NorduGrid technical meeting

17-19 August 2005, Oslo

Minutes

Participants: Jukka, Patrick, Martin, Sigve, Vladimir, Irina, Andrei I., Andrei Z., Konstantin, Katarina, Niels, Arto, Juha, Kalle, Ferenc, Peter, Anders, Balázs, Csaba, Oxana, Aleksandr, Mattias (both at the minutes)

Wednesday 17 August

1. LHC@home

Jukka Klem:

Public resource computing, http://lchathome.cern.ch/. Based on BOINC

Executables downloaded PKI signed to ensure security.

Application example: tracking particles in the LHC beampipe (sixtrack). Used for accelerator design.

Motivate users... screen savers, leader boards, a.s.o.

New application clients (geant4 simulation, Higgs analysis).

Many options can be set in user preferences.

Check pointing to allow rebooting - application dependent.

2. Logger

Andrey Ivanov:

Logger performance is not sufficient in many use cases - why?

Suggested improvements:

Parallelisation (different strategies):

To do:

3. Reviewing task list

GUI - Ilja Livenson:

Taverna - graphical workflow management. Writing operations to support ng commands looks like possible task. Balázs says that is part of application for FP6.

Some problems with jarclib

To do: Define taverna components for nordugrid services.

Other

Backend/interface to SGE - ask Juha if finished. Close task on web page if done.

Interface to Condor: Done. There is a problem with big log being parsed very slowly. Problem needs a a fix. Mattias says sometimes running jobs can't be killed - it was decided to investigate such job next time it is noticed.

RTE - Installation on demand - how it could be done? etc... Will be in FP6 application. Discussion did not lead to anything useful. It is necessary to find somebody to make some review about people requirements about software installation and advertisements.

Re-scheduling, re-submission, recovery: Done, has to be removed from the web page.

Cross-cluster parallelism: Does not really work anyway.

Benchmarks - urge cluster administrators to publish more benchmarks. Instructions and suggested benchmarks must be published. Ask people from computing centers for advice.

Suggestion to print power of grid in benchmarks units on monitor page :) Not really serious.

Mattias to think if it would be possible to parallelize submission even more.

Automatic compression of data - better encoding - somebody from Finland is working in similar direction. But no more information.
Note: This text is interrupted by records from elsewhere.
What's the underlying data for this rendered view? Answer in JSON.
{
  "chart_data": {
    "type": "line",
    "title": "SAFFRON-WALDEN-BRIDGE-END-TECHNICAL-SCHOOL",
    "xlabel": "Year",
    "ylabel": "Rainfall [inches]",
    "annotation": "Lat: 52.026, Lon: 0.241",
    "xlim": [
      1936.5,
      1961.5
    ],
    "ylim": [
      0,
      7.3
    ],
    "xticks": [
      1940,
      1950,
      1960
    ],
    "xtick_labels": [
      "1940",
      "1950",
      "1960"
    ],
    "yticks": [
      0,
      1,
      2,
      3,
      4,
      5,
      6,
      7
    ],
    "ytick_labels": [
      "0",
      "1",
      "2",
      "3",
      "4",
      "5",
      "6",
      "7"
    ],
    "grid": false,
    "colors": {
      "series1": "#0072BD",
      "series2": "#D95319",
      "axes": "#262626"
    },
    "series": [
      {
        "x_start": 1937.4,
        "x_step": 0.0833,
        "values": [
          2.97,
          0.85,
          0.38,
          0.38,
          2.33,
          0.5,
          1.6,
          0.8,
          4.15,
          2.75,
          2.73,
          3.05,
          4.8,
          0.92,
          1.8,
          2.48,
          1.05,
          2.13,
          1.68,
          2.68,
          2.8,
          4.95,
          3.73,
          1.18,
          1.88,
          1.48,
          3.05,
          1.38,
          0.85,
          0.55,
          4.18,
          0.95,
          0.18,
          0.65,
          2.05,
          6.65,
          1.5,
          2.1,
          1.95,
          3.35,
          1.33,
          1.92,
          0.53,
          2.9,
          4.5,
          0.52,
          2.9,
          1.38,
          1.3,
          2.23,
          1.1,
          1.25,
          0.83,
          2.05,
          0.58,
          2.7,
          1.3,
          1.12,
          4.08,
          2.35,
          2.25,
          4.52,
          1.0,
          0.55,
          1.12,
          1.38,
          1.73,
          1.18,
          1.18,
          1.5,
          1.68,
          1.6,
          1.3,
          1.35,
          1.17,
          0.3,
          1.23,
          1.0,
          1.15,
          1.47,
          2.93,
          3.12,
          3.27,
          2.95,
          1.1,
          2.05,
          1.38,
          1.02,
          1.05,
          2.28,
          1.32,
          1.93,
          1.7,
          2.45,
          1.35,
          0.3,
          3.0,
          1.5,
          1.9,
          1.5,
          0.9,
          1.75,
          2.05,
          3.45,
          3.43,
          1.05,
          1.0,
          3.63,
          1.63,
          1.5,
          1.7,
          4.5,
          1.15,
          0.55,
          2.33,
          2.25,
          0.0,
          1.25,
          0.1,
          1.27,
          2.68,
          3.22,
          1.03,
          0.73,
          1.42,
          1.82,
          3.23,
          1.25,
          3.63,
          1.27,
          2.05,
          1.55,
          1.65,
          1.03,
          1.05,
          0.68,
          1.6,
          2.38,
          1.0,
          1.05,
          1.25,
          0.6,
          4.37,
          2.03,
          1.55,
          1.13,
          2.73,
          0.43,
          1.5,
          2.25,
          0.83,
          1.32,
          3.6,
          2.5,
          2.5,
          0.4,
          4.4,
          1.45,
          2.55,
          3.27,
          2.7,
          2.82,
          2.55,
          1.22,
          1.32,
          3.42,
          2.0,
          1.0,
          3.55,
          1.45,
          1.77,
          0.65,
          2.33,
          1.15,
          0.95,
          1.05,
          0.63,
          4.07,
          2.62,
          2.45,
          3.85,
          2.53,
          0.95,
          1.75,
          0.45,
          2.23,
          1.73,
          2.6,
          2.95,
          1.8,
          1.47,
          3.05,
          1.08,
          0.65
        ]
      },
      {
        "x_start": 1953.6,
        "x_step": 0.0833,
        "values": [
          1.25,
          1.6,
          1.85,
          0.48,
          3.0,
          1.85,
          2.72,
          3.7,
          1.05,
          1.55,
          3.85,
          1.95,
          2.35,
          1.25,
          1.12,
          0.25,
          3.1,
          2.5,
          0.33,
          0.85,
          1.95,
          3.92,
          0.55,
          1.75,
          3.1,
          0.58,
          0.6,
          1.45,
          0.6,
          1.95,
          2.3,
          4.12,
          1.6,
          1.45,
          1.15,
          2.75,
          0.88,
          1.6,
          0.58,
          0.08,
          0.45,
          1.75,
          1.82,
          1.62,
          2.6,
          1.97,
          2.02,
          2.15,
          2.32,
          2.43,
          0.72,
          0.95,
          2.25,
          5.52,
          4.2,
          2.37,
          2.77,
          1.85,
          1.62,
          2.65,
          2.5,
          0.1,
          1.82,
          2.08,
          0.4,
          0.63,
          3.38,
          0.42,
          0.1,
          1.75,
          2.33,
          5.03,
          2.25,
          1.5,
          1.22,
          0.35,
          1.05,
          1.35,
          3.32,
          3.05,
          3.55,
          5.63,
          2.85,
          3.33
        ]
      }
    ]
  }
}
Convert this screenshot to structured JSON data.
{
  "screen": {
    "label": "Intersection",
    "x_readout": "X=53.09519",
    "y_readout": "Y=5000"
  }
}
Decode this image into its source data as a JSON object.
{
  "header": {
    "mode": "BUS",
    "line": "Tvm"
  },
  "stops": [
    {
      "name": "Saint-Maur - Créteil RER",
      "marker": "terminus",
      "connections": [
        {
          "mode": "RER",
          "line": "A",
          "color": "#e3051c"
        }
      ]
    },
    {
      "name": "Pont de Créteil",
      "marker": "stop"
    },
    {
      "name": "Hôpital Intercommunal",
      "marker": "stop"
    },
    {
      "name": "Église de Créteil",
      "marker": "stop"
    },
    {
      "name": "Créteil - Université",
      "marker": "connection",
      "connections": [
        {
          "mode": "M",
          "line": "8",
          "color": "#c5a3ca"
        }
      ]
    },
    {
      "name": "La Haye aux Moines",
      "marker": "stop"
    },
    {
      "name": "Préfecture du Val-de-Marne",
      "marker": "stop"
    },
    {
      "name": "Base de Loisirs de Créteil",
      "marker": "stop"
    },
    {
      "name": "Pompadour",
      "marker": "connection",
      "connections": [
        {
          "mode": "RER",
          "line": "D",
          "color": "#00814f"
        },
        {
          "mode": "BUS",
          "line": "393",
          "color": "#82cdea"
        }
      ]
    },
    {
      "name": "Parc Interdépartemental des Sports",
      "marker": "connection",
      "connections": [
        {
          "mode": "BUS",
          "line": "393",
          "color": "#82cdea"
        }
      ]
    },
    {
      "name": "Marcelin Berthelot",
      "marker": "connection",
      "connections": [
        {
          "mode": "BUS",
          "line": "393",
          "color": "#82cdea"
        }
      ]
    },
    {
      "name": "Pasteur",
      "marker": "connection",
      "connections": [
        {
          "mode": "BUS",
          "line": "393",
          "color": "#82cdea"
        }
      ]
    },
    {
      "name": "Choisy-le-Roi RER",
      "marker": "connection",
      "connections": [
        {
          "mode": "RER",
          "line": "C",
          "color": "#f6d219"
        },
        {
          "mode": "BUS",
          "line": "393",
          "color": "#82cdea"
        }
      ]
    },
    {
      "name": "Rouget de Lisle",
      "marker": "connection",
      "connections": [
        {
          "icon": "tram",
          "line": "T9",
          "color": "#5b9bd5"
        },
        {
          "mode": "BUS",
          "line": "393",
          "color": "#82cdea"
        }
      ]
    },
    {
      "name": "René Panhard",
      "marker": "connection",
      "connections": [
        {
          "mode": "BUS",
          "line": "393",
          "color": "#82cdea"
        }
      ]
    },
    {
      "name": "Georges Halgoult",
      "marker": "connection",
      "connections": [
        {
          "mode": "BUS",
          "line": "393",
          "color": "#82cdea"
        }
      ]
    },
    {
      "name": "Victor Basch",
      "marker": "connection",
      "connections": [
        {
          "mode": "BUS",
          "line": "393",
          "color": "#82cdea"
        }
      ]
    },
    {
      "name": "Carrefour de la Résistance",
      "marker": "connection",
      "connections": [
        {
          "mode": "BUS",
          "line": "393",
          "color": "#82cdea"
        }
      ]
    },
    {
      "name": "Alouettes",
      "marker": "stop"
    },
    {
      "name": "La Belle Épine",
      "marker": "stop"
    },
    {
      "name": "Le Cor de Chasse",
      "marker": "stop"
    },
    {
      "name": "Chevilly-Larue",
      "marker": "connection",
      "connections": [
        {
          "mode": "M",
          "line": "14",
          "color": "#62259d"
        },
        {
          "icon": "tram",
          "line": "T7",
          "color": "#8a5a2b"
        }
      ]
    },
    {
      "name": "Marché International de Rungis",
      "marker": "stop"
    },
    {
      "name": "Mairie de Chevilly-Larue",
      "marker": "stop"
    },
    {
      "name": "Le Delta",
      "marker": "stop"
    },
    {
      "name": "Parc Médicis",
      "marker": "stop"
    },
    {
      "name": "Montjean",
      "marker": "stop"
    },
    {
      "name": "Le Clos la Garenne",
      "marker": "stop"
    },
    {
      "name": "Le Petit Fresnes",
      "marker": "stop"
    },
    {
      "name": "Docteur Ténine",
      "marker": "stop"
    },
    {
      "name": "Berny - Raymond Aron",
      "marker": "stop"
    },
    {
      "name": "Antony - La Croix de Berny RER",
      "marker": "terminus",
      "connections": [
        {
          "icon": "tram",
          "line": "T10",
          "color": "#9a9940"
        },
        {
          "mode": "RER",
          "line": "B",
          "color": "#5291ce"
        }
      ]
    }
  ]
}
Support for interactive tasks: somebody to put together strict and sane requirements. It was agreed that at least minimal level of dual-way interactivity is needed in realtime - stdin/stdout/stderr through FIFO like in UNICORE. Solution must be discussed on mailing list before implementing.To Do: Write specification and use cases.

Automatic registr. of cached files - task is done, to remove from web page.

Support for clasters without NFS - task is done.

MyProxy - accelerate work on support for MyProxy. Discussion leads to solution that we need it. To be added to xRSL like credentialserver=myproxy://hostname:port.

Make session directory writable through GRidFTP interface during execution of job through option in xRSL - one more step toward ineractive jobs. Information in InfoSys about type of session directory must be added. Suggested possible name and values:
session_directory_type = shared,private,read_only,read_write.

A.K. to update Logger UR and announce that on mailing list.

Thursday 18 August, Friday 19 August

Reports from NIIF

Ferenc Szalai:

Distributed storage for LHC Service Challenge:

Anders Wäänänen:

Other

Balazs asks Mattias please read infosystem document.

Obsolete attributes in xRSL were detected: lrmstype, savestate - should be removed from documentation.

A.K to add appendix to one of documents about GACL syntax and allowed elements.

ARC is accepting JSDL - so far in minimal way. Currently supported on GM side. A.K. to write converter classes (to be used by userinterface). ARC extensions to JSDL discussed and mostly accepted. More elements to be added to extensions:
join
session_directory_type - SessionType
RTE version - needs relation type

rerun counter - maybe current default is too low. Make clear message to user if job runs out of rerun tries.